Some stories were more popular with our readers than others, especially stories about Windows updates that broke numerous features.
Below we list the ten most popular stories at BleepingComputer in 2022.
A bug in Microsoft Exchange caused on-premise servers to stop delivering emails on January 1st, 2022.
This “Year 2022” bug was caused by the FIP-FS anti-malware scanning engine using a signed int32 variable to store the value of a date, which has a maximum value of 2,147,483,647.
However, dates in 2022 had a minimum value of 2,201,010,001, which is greater than the maximum value stored in the signed int32 variable, causing the scanning engine to fail and not release mail for delivery.
Finland’s Transport and Communications Agency warned of an unusual spike in GPS interference near the country’s eastern border. The origin of the interference was not known, but numerous reports stated that the interference started during the previous weekend.
This interference resulted in NOTAMs (notices to airmen) raising pilot awareness and helping them take additional measures to keep flights safe.
A French dad faced jail time and a hefty fine for using a signal jammer to prevent his kids from going online at night.
Unfortunately, this signal jammer also took down his town’s Internet accidentally.
The U.S. Department of Justice seized the numerous websites for the popular Z-Library online eBook repository, preventing easy access to the stored books.
Almost two weeks later, the DOJ announced the arrest of two Russian nationals in Argentina on November 3rd for operating the Z-Library e-Book site.
“The defendants are alleged to have operated a website for over a decade whose central purpose was providing stolen intellectual property, in violation of copyright laws,” said FBI Assistant Director-in-Charge Driscoll.
Microsoft released emergency out-of-band (OOB) updates to address numerous critical issues in Windows and Windows servers that were introduced in the January 2022 Patch Tuesday.
These issues include VPN connectivity, Windows Server Domain Controllers restarting, Virtual Machines start failures, and ReFS-formatted removable media failing to mount.
Microsoft warned that Windows Kerberos authentication was broken for many domain controllers after installing the November 2022 Patch Tuesday updates.
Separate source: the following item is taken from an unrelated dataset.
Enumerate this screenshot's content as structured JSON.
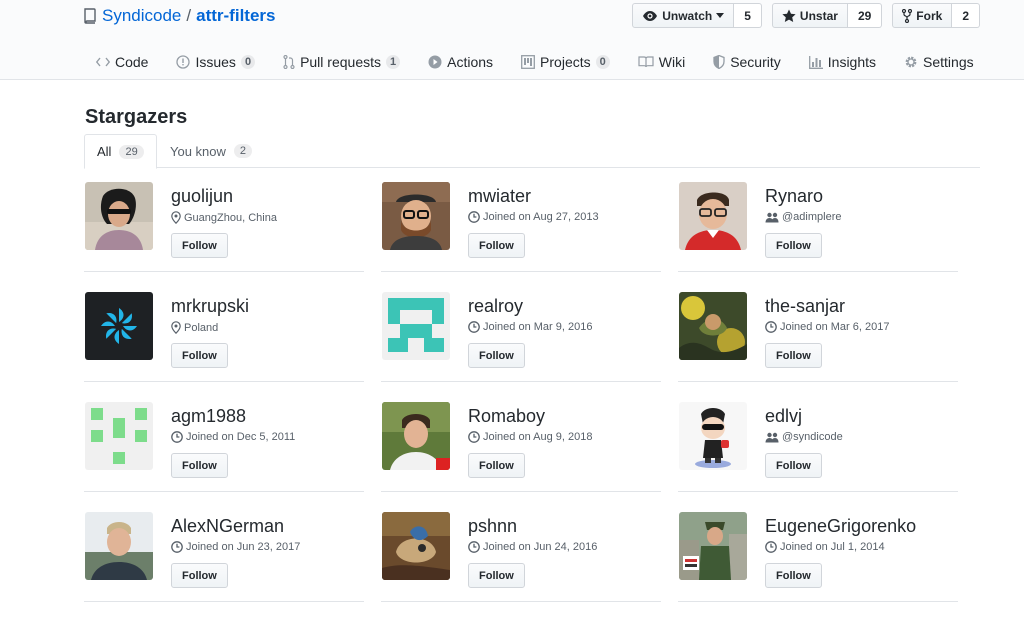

This issue affected Windows Servers acting as Domain Controllers after the installation of the update.
Unfortunately, this bug affected almost all actively supported Windows and Windows Servers releases.
Microsoft’s January 2022 Patch Tuesday updates broke LL2TP VPN connections for many users using Windows’ built-in VPN client.
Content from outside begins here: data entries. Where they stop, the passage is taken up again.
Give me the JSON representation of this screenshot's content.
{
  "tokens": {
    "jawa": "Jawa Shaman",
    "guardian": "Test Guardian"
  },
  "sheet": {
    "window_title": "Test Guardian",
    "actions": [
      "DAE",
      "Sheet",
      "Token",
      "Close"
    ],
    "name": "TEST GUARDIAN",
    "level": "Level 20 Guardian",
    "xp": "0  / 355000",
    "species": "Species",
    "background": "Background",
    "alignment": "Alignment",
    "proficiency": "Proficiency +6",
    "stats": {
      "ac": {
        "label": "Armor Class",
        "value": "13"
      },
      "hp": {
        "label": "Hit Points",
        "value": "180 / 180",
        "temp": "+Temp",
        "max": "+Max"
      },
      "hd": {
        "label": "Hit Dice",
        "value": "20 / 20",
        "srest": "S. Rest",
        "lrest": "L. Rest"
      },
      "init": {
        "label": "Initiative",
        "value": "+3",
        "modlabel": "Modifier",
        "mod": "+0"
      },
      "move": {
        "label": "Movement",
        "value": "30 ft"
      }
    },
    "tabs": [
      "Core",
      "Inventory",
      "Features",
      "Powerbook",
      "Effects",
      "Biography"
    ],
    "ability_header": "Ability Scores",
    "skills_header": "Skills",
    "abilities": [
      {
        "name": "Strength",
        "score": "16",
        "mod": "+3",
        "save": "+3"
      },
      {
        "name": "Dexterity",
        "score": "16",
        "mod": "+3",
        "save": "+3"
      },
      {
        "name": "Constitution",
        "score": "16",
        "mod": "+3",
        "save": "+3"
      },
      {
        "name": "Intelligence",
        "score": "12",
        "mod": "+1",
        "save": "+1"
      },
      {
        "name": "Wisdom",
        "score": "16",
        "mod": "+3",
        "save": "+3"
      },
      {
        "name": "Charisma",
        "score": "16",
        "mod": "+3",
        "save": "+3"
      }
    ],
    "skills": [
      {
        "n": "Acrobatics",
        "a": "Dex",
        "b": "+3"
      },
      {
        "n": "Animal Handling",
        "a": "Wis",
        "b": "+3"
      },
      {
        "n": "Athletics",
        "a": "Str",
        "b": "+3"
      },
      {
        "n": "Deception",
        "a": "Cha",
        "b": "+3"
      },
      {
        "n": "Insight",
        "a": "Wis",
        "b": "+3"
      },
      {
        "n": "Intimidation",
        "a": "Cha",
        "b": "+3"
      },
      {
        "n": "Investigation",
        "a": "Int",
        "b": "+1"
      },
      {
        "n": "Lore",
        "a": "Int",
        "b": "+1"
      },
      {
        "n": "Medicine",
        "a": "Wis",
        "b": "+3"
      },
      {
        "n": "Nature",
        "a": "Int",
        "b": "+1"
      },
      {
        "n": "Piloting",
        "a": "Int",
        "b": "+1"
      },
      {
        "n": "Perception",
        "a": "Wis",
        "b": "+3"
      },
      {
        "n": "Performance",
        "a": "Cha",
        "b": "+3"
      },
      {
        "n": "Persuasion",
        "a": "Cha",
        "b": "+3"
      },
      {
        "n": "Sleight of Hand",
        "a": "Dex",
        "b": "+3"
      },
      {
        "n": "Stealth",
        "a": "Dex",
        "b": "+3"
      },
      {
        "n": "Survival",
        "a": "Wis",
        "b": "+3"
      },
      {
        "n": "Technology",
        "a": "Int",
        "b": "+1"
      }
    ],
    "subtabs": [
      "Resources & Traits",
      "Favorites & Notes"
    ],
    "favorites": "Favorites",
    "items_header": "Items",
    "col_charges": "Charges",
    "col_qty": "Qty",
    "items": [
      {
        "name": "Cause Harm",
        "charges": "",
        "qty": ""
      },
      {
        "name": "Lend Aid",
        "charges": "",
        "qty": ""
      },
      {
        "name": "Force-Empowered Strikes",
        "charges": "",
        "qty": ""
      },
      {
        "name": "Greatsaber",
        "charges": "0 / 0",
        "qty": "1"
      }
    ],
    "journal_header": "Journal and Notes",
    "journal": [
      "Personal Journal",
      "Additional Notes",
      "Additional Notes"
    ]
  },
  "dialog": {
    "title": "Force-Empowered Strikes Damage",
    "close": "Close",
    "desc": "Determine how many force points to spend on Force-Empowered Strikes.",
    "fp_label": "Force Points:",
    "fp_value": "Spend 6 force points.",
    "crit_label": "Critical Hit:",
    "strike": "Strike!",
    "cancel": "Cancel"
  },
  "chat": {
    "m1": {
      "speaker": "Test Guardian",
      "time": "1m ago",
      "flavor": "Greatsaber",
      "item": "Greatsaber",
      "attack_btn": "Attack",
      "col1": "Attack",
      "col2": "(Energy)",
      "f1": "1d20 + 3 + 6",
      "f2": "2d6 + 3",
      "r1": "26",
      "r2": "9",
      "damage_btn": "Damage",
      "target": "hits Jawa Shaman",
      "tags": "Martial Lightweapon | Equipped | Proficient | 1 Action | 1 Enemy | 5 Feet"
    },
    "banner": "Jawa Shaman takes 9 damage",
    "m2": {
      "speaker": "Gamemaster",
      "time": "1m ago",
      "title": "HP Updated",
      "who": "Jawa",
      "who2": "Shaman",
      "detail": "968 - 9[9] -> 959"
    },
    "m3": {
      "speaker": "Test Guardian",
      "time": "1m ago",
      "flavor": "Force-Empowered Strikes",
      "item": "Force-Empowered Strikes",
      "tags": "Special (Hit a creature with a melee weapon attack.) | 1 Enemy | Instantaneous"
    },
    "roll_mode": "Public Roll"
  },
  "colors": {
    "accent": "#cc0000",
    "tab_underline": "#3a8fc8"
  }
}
Other Windows users reported that the bug also affected connections to SonicWall, Cisco Meraki, and WatchGuard Firewalls, with the latter’s client also affected by the bug.
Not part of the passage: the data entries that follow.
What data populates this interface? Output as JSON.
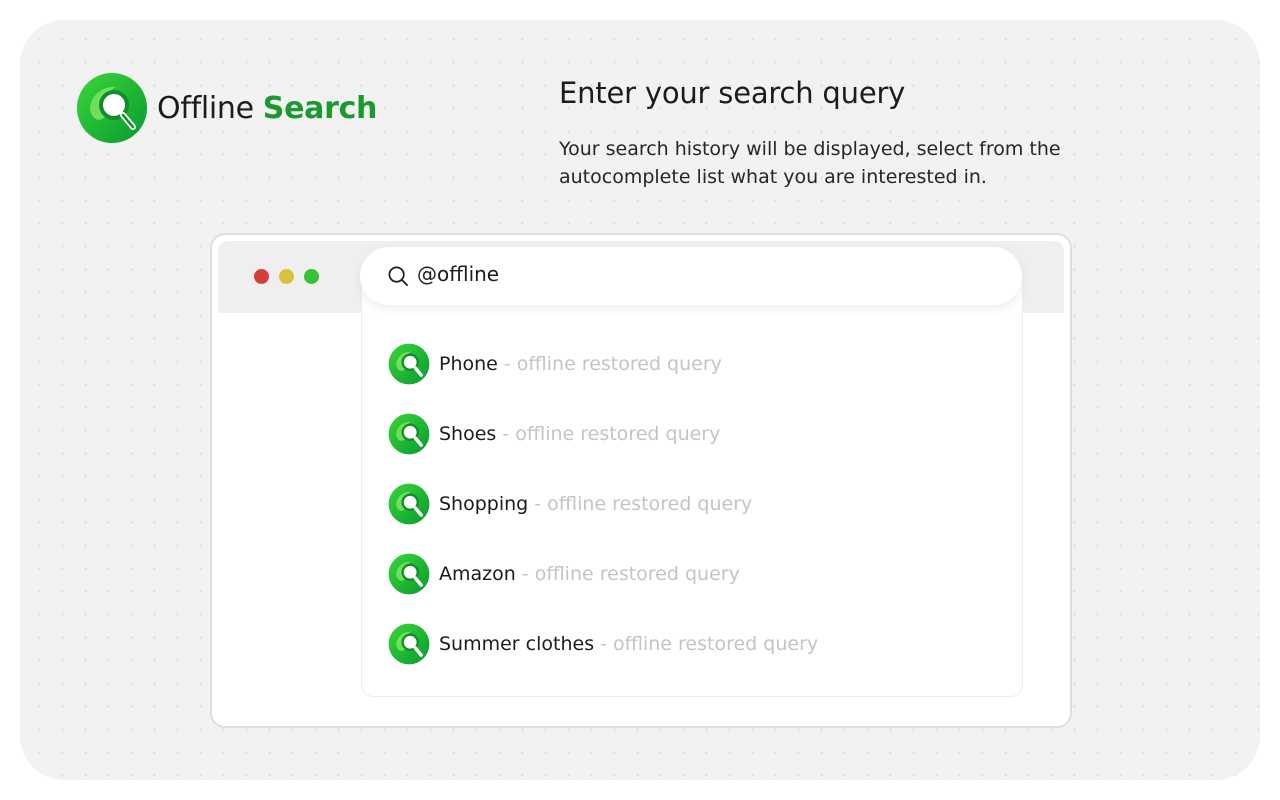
{
  "brand": {
    "name_part1": "Offline",
    "name_part2": "Search",
    "accent_color": "#1a9a2c",
    "logo_icon": "magnifier-logo-icon"
  },
  "intro": {
    "heading": "Enter your search query",
    "description": "Your search history will be displayed, select from the autocomplete list what you are interested in."
  },
  "browser": {
    "window_controls": [
      "close",
      "minimize",
      "maximize"
    ],
    "search": {
      "icon": "search-icon",
      "query": "@offline"
    },
    "suggestions": [
      {
        "term": "Phone",
        "note": "- offline restored query"
      },
      {
        "term": "Shoes",
        "note": "- offline restored query"
      },
      {
        "term": "Shopping",
        "note": "- offline restored query"
      },
      {
        "term": "Amazon",
        "note": "- offline restored query"
      },
      {
        "term": "Summer clothes",
        "note": "- offline restored query"
      }
    ]
  }
}
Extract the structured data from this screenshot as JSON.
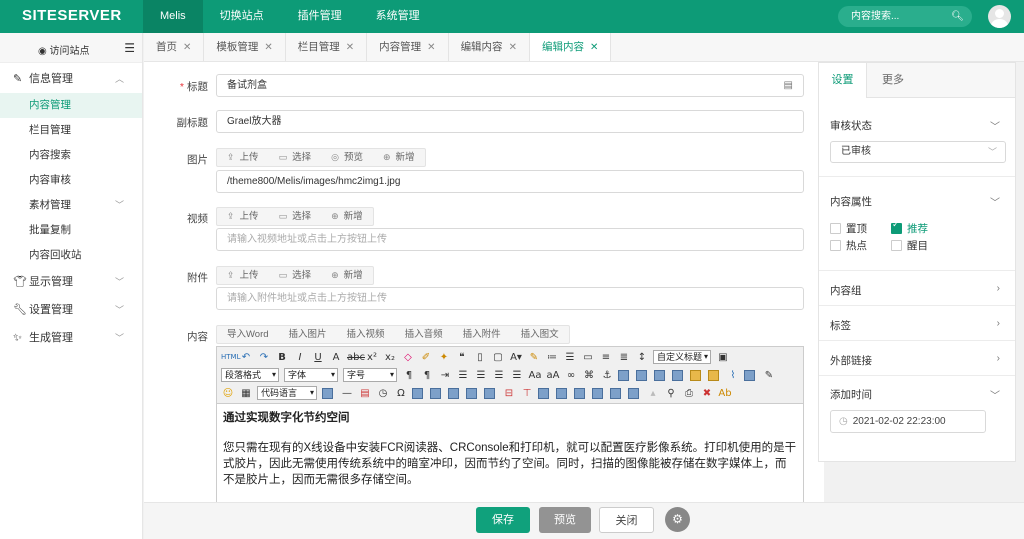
{
  "app": {
    "logo": "SITESERVER"
  },
  "topnav": {
    "items": [
      "Melis",
      "切换站点",
      "插件管理",
      "系统管理"
    ],
    "search_placeholder": "内容搜索..."
  },
  "sidebar": {
    "visit": "访问站点",
    "groups": [
      {
        "label": "信息管理",
        "icon": "edit-icon",
        "expanded": true
      },
      {
        "label": "显示管理",
        "icon": "tshirt-icon"
      },
      {
        "label": "设置管理",
        "icon": "wrench-icon"
      },
      {
        "label": "生成管理",
        "icon": "magic-icon"
      }
    ],
    "items": [
      "内容管理",
      "栏目管理",
      "内容搜索",
      "内容审核",
      "素材管理",
      "批量复制",
      "内容回收站"
    ]
  },
  "tabs": [
    "首页",
    "模板管理",
    "栏目管理",
    "内容管理",
    "编辑内容",
    "编辑内容"
  ],
  "form": {
    "title_label": "标题",
    "title_value": "备试剂盒",
    "subtitle_label": "副标题",
    "subtitle_value": "Grael放大器",
    "image_label": "图片",
    "image_buttons": [
      "上传",
      "选择",
      "预览",
      "新增"
    ],
    "image_value": "/theme800/Melis/images/hmc2img1.jpg",
    "video_label": "视频",
    "video_buttons": [
      "上传",
      "选择",
      "新增"
    ],
    "video_placeholder": "请输入视频地址或点击上方按钮上传",
    "attach_label": "附件",
    "attach_buttons": [
      "上传",
      "选择",
      "新增"
    ],
    "attach_placeholder": "请输入附件地址或点击上方按钮上传",
    "content_label": "内容",
    "content_buttons": [
      "导入Word",
      "插入图片",
      "插入视频",
      "插入音频",
      "插入附件",
      "插入图文"
    ]
  },
  "editor": {
    "selects": {
      "custom_title": "自定义标题",
      "paragraph": "段落格式",
      "font": "字体",
      "size": "字号",
      "code_lang": "代码语言"
    },
    "heading": "通过实现数字化节约空间",
    "paragraph": "您只需在现有的X线设备中安装FCR阅读器、CRConsole和打印机，就可以配置医疗影像系统。打印机使用的是干式胶片，因此无需使用传统系统中的暗室冲印，因而节约了空间。同时，扫描的图像能被存储在数字媒体上，而不是胶片上，因而无需很多存储空间。"
  },
  "footer": {
    "save": "保存",
    "preview": "预览",
    "close": "关闭"
  },
  "right": {
    "tabs": [
      "设置",
      "更多"
    ],
    "review_label": "审核状态",
    "review_value": "已审核",
    "attr_label": "内容属性",
    "attrs": [
      {
        "label": "置顶",
        "checked": false
      },
      {
        "label": "推荐",
        "checked": true
      },
      {
        "label": "热点",
        "checked": false
      },
      {
        "label": "醒目",
        "checked": false
      }
    ],
    "group_label": "内容组",
    "tag_label": "标签",
    "link_label": "外部链接",
    "date_label": "添加时间",
    "date_value": "2021-02-02 22:23:00"
  },
  "colors": {
    "brand": "#0d9b77",
    "save": "#10a17c"
  }
}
Russian media reported that the country was facing a critical IT storage crisis after Western cloud providers pulled out of the country due to sanctions.
These sanctions left Russia with only two more months of data storage for mobile carriers, online entertainment providers, and streaming services.
Russia was exploring various solutions to resolve this IT storage problem, ranging from leasing all available domestic data storage to seizing IT resources left behind by businesses that pulled out of the country.
This story is about the January 2022 updates breaking a wide range of enterprise features and causing significant issues, including Hyper-V not starting, domain controllers spontaneously rebooting, and inaccessible ReFS volumes.
Microsoft resolved these issues by releasing emergency out-of-band (OOB) updates later in the month.
Finally, Microsoft began using the Windows 11 File Explorer app in Insider builds to promote other services, such as OneDrive and Microsoft Editor.
While most of these “ads” are innocuous and for other Windows/Microsoft features or services, many are frustrated that they are being shown without a way to disable them.
Windows Senior Product Manager Brandon LeBlanc told BleepingComputer that “this was an experimental banner that was not intended to be published externally and was turned off.”